Meat Puppets may be a band that you’ve never heard of, but the stalwart Arizona rockers got what was arguably their biggest break thanks to a band whose name will certainly ring a bell.
In 1993, Nirvana covered the Meat Puppet’s ‘Lake Of Fire’ as part of their now legendary acoustic MTV Unplugged performance.
The result was that experimental indie rock outfit Meat Puppets, who had already existed as a group for over a decade, suddenly reached a whole new level of mainstream exposure. Their 1994 album Too High To Die, their eighth studio LP, subsequently became their most commercially successful record.
Too High To Die takes the band’s eclectic tastes and shapes them around 14 tracks united by a 90s grunge rock aesthetic. Twenty years on, it is still the Meat Puppets’ most accessible and most critically acclaimed record.
This ‘overnight fame’ could well have been the source of chagrin to a band who had already established themselves over the ten years prior as a cult favourite, thanks to an eccentric back catalogue that traverses hardcore punk rock, alt country, folk rock, and indie psychadelia.
But according to guitarist/vocalist Curt Kirkwood – who comprised one third of the band’s original lineup along with brother and bass player Cris Kirkwood and drummer Derrick Bostrom – whether the Meat Puppet’s success is seen as a direct product of that fateful Nirvana cover is neither here nor there.
“I take it all with a grain of salt,” says Kirkwood when asked whether he thinks Meat Puppets deserve more recognition in their own right. “I enjoy whatever attention we get, however we come across it,” he adds frankly.
This forthright outlook is also reflected in the band’s ethos regarding the hype that surrounded Too High To Die. For a group that in 1994 had been around for over ten years, it might have been fair to assume that the Meat Puppets had all but given up on achieving fame and fortune. But as Kirkwood reveals, mass commercial appeal was never the band’s foremost ambition.
“We never spent much time with the idea of mainstream success from the get-go. We always thought it was a stupid motivation,” the frontman states.

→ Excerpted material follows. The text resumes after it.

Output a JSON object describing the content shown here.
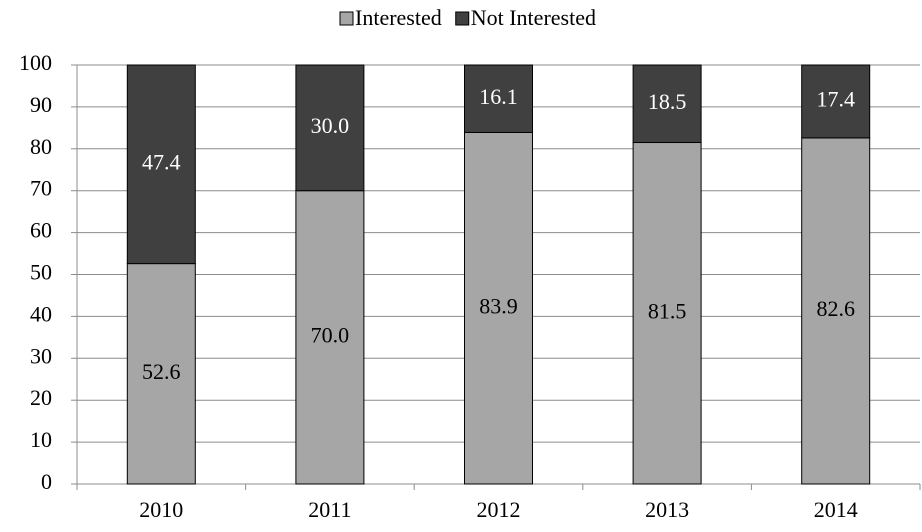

Though Kirkwood asserts that mainstream success “wasn’t that important”, he does concede that “it was fun though, in some ways.”
“It was a fun time,” he continues. “I met a lot of new folks as the punk rock came out of the sewers into the limelight and we were having a blast purveying our crap to the mainstream.”

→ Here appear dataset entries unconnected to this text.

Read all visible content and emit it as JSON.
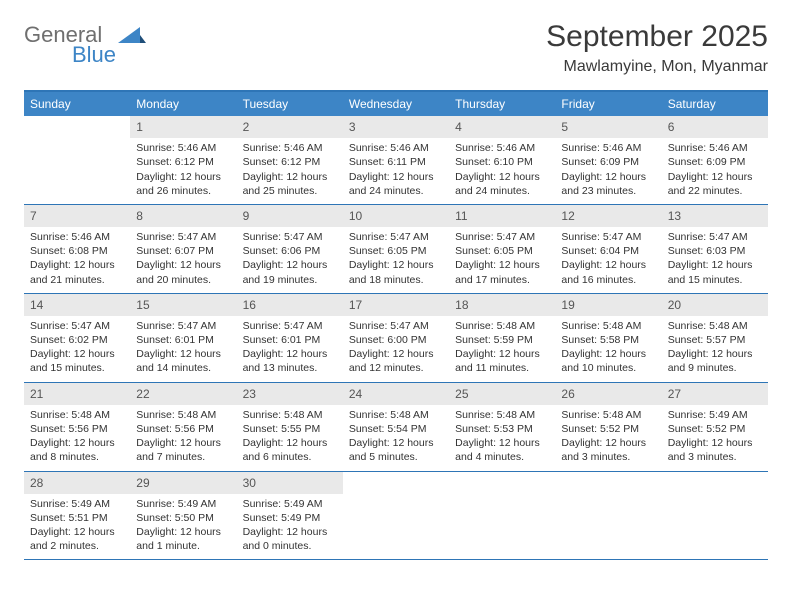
{
  "colors": {
    "header_bar": "#3d85c6",
    "header_border": "#2e75b6",
    "daynum_bg": "#e9e9e9",
    "text": "#333333",
    "logo_grey": "#6f6f6f",
    "logo_blue": "#3d85c6",
    "white": "#ffffff"
  },
  "logo": {
    "word1": "General",
    "word2": "Blue"
  },
  "title": "September 2025",
  "location": "Mawlamyine, Mon, Myanmar",
  "weekdays": [
    "Sunday",
    "Monday",
    "Tuesday",
    "Wednesday",
    "Thursday",
    "Friday",
    "Saturday"
  ],
  "weeks": [
    [
      null,
      {
        "n": "1",
        "sunrise": "Sunrise: 5:46 AM",
        "sunset": "Sunset: 6:12 PM",
        "day1": "Daylight: 12 hours",
        "day2": "and 26 minutes."
      },
      {
        "n": "2",
        "sunrise": "Sunrise: 5:46 AM",
        "sunset": "Sunset: 6:12 PM",
        "day1": "Daylight: 12 hours",
        "day2": "and 25 minutes."
      },
      {
        "n": "3",
        "sunrise": "Sunrise: 5:46 AM",
        "sunset": "Sunset: 6:11 PM",
        "day1": "Daylight: 12 hours",
        "day2": "and 24 minutes."
      },
      {
        "n": "4",
        "sunrise": "Sunrise: 5:46 AM",
        "sunset": "Sunset: 6:10 PM",
        "day1": "Daylight: 12 hours",
        "day2": "and 24 minutes."
      },
      {
        "n": "5",
        "sunrise": "Sunrise: 5:46 AM",
        "sunset": "Sunset: 6:09 PM",
        "day1": "Daylight: 12 hours",
        "day2": "and 23 minutes."
      },
      {
        "n": "6",
        "sunrise": "Sunrise: 5:46 AM",
        "sunset": "Sunset: 6:09 PM",
        "day1": "Daylight: 12 hours",
        "day2": "and 22 minutes."
      }
    ],
    [
      {
        "n": "7",
        "sunrise": "Sunrise: 5:46 AM",
        "sunset": "Sunset: 6:08 PM",
        "day1": "Daylight: 12 hours",
        "day2": "and 21 minutes."
      },
      {
        "n": "8",
        "sunrise": "Sunrise: 5:47 AM",
        "sunset": "Sunset: 6:07 PM",
        "day1": "Daylight: 12 hours",
        "day2": "and 20 minutes."
      },
      {
        "n": "9",
        "sunrise": "Sunrise: 5:47 AM",
        "sunset": "Sunset: 6:06 PM",
        "day1": "Daylight: 12 hours",
        "day2": "and 19 minutes."
      },
      {
        "n": "10",
        "sunrise": "Sunrise: 5:47 AM",
        "sunset": "Sunset: 6:05 PM",
        "day1": "Daylight: 12 hours",
        "day2": "and 18 minutes."
      },
      {
        "n": "11",
        "sunrise": "Sunrise: 5:47 AM",
        "sunset": "Sunset: 6:05 PM",
        "day1": "Daylight: 12 hours",
        "day2": "and 17 minutes."
      },
      {
        "n": "12",
        "sunrise": "Sunrise: 5:47 AM",
        "sunset": "Sunset: 6:04 PM",
        "day1": "Daylight: 12 hours",
        "day2": "and 16 minutes."
      },
      {
        "n": "13",
        "sunrise": "Sunrise: 5:47 AM",
        "sunset": "Sunset: 6:03 PM",
        "day1": "Daylight: 12 hours",
        "day2": "and 15 minutes."
      }
    ],
    [
      {
        "n": "14",
        "sunrise": "Sunrise: 5:47 AM",
        "sunset": "Sunset: 6:02 PM",
        "day1": "Daylight: 12 hours",
        "day2": "and 15 minutes."
      },
      {
        "n": "15",
        "sunrise": "Sunrise: 5:47 AM",
        "sunset": "Sunset: 6:01 PM",
        "day1": "Daylight: 12 hours",
        "day2": "and 14 minutes."
      },
      {
        "n": "16",
        "sunrise": "Sunrise: 5:47 AM",
        "sunset": "Sunset: 6:01 PM",
        "day1": "Daylight: 12 hours",
        "day2": "and 13 minutes."
      },
      {
        "n": "17",
        "sunrise": "Sunrise: 5:47 AM",
        "sunset": "Sunset: 6:00 PM",
        "day1": "Daylight: 12 hours",
        "day2": "and 12 minutes."
      },
      {
        "n": "18",
        "sunrise": "Sunrise: 5:48 AM",
        "sunset": "Sunset: 5:59 PM",
        "day1": "Daylight: 12 hours",
        "day2": "and 11 minutes."
      },
      {
        "n": "19",
        "sunrise": "Sunrise: 5:48 AM",
        "sunset": "Sunset: 5:58 PM",
        "day1": "Daylight: 12 hours",
        "day2": "and 10 minutes."
      },
      {
        "n": "20",
        "sunrise": "Sunrise: 5:48 AM",
        "sunset": "Sunset: 5:57 PM",
        "day1": "Daylight: 12 hours",
        "day2": "and 9 minutes."
      }
    ],
    [
      {
        "n": "21",
        "sunrise": "Sunrise: 5:48 AM",
        "sunset": "Sunset: 5:56 PM",
        "day1": "Daylight: 12 hours",
        "day2": "and 8 minutes."
      },
      {
        "n": "22",
        "sunrise": "Sunrise: 5:48 AM",
        "sunset": "Sunset: 5:56 PM",
        "day1": "Daylight: 12 hours",
        "day2": "and 7 minutes."
      },
      {
        "n": "23",
        "sunrise": "Sunrise: 5:48 AM",
        "sunset": "Sunset: 5:55 PM",
        "day1": "Daylight: 12 hours",
        "day2": "and 6 minutes."
      },
      {
        "n": "24",
        "sunrise": "Sunrise: 5:48 AM",
        "sunset": "Sunset: 5:54 PM",
        "day1": "Daylight: 12 hours",
        "day2": "and 5 minutes."
      },
      {
        "n": "25",
        "sunrise": "Sunrise: 5:48 AM",
        "sunset": "Sunset: 5:53 PM",
        "day1": "Daylight: 12 hours",
        "day2": "and 4 minutes."
      },
      {
        "n": "26",
        "sunrise": "Sunrise: 5:48 AM",
        "sunset": "Sunset: 5:52 PM",
        "day1": "Daylight: 12 hours",
        "day2": "and 3 minutes."
      },
      {
        "n": "27",
        "sunrise": "Sunrise: 5:49 AM",
        "sunset": "Sunset: 5:52 PM",
        "day1": "Daylight: 12 hours",
        "day2": "and 3 minutes."
      }
    ],
    [
      {
        "n": "28",
        "sunrise": "Sunrise: 5:49 AM",
        "sunset": "Sunset: 5:51 PM",
        "day1": "Daylight: 12 hours",
        "day2": "and 2 minutes."
      },
      {
        "n": "29",
        "sunrise": "Sunrise: 5:49 AM",
        "sunset": "Sunset: 5:50 PM",
        "day1": "Daylight: 12 hours",
        "day2": "and 1 minute."
      },
      {
        "n": "30",
        "sunrise": "Sunrise: 5:49 AM",
        "sunset": "Sunset: 5:49 PM",
        "day1": "Daylight: 12 hours",
        "day2": "and 0 minutes."
      },
      null,
      null,
      null,
      null
    ]
  ]
}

He may refer to it as “our crap”, but unlike many other artists who come to resent or revile their most popular works, it is clear that Too High To Die remains an album of which Kirkwood is still extremely proud.
“My favourite things about (the album) are the production and the diversity of the material…there’s lots of fun stuff to play from that record and the mixes sound pretty unique,” he says.

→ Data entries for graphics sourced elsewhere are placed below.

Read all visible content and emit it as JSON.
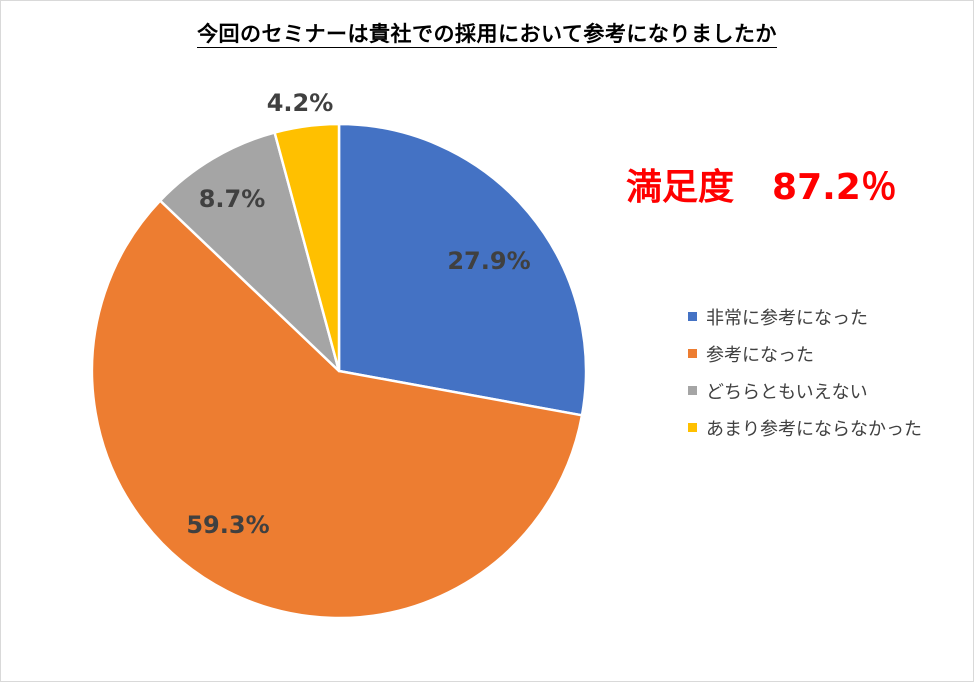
{
  "chart_data": {
    "type": "pie",
    "title": "今回のセミナーは貴社での採用において参考になりましたか",
    "categories": [
      "非常に参考になった",
      "参考になった",
      "どちらともいえない",
      "あまり参考にならなかった"
    ],
    "values": [
      27.9,
      59.3,
      8.7,
      4.2
    ],
    "data_labels": [
      "27.9%",
      "59.3%",
      "8.7%",
      "4.2%"
    ],
    "colors": [
      "#4472c4",
      "#ed7d31",
      "#a5a5a5",
      "#ffc000"
    ],
    "legend_position": "right",
    "start_angle_deg": 0,
    "direction": "clockwise"
  },
  "annotation": {
    "label": "満足度",
    "value": "87.2％",
    "color": "#ff0000"
  }
}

“I wouldn’t change a thing…I think it’s as good as it could be,” the singer goes on to declare.
And does Kirkwood feel that the album measures up against the many other records that were released in 1994 and are now regarded as ‘classic’ albums?
“I think it holds its own and stands shoulder to shoulder with most stuff from that year,” he says.
It’s a bold proclamation, but one that is not without merit. Too High To Die is liberally scattered with diamond-in-the-rough tracks, least of all the single ‘Backwater’, an upbeat, fuzzy anthem resplendent with Kirkwood’s squalling riffs, which reached the #2 spot on the Billboard Mainstream Rock Tracks chart.
Fans may be surprised though to learn that the hit track didn’t initially take the form of a grunge rock staple.
“I think ‘Backwater’ was a hit because it’s really a simple gospel-like song at its core…at least that’s how I wrote it,” Kirkwood reveals. “The demo was a lot slower and organ based.”
So, would the artist agree that Too High To Die is Meat Puppets’ ‘best’ album?
“I think it’s one of our best,” he responds.
“(It’s) hard for me to say though because I go through phases of liking one more than the next…and I’m mostly into our stuff on a song to song basis.”
In that case, which of the tracks from Too High To Die is he most proud of?
“I like ‘Flaming Heart’, ‘Never To Be Found’, and ‘Why’…right now anyway,” confirms the frontman.
Then there’s ‘Roof With A Hole’, a fabulously bluesy, slow-burning track. With the plaintive lyrics “The roof’s got a hole in it/and everything’s been ruined by the rain”, is the song a metaphor for disillusionment, perhaps?
“‘Roof With a Hole’ is definitely about erosion…metaphoric and real,” Kirkwood relates.